Today I was pointed to the Institute for Health Metrics and Evaluation, an organization that - among other things - provides a set of interesting visualization tools for exploring changing health and mortality data by country and cause. Part of the focus here is the traditional one on infectious disease and developing world health, but the data is global in extent, and at least two thirds of the burden of disease in the world is in fact the burden of aging: the progressive failure of the body due to damage that accumulates as a natural consequence of the operation of metabolism.
Unlike most of the presentations I've glanced at in the past, these visualizations also cover years spent in ill health, not just the bottom line of mortality. You can spent quite a lot of time walking through this data and finding things you might not have known about trends and risks.
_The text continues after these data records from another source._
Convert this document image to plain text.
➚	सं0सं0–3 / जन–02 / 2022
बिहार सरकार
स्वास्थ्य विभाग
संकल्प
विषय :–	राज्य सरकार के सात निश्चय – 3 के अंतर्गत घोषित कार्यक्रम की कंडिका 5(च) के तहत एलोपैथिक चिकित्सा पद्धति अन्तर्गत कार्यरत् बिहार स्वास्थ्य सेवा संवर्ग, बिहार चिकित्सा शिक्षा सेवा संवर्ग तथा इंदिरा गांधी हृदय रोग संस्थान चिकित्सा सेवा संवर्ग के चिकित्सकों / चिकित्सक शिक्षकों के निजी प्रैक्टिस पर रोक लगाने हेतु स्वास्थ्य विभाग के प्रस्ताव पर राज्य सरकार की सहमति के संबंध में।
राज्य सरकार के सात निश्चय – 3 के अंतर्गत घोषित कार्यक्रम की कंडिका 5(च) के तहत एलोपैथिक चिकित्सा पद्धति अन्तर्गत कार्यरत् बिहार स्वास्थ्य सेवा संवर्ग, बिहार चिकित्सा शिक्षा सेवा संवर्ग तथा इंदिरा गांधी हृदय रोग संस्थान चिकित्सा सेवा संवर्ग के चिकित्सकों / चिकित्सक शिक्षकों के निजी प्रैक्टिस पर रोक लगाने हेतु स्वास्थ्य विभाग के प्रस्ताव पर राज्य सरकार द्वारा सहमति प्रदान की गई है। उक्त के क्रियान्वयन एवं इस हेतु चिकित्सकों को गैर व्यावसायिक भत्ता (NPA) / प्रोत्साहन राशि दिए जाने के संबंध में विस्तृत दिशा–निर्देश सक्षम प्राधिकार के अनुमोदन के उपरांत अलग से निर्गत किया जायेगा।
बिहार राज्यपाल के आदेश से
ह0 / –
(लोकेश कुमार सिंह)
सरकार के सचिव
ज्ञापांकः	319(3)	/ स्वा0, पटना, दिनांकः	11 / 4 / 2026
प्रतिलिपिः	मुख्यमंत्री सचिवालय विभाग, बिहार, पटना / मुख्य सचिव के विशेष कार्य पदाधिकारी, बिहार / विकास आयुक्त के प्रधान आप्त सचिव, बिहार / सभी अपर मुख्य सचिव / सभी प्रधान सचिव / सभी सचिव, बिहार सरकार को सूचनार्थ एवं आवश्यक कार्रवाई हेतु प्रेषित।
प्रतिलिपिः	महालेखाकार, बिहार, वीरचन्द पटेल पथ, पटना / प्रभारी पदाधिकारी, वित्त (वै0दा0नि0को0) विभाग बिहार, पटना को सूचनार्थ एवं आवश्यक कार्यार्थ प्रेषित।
So very much of this suffering and death due to aging - hundred of millions with disability and disease, and more than 100,000 deaths every day - is now beginning to verge on preventable. We are just a handful of years away from first generation rejuvenation therapies, were the right research strategies fully funded at this time. That full funding is minuscule in the grand scheme of things: perhaps one to two billion dollars over the next ten to twenty years. The lower end of that range is about 5% of the budget of the National Institute on Aging over the same period of time, or about what is spent on pushing a single drug to market in the Big Pharma ecosystem, or less than than the sums wasted on US politics in a presidential election year, or less than the cost per machine for some military aircraft. Priorities.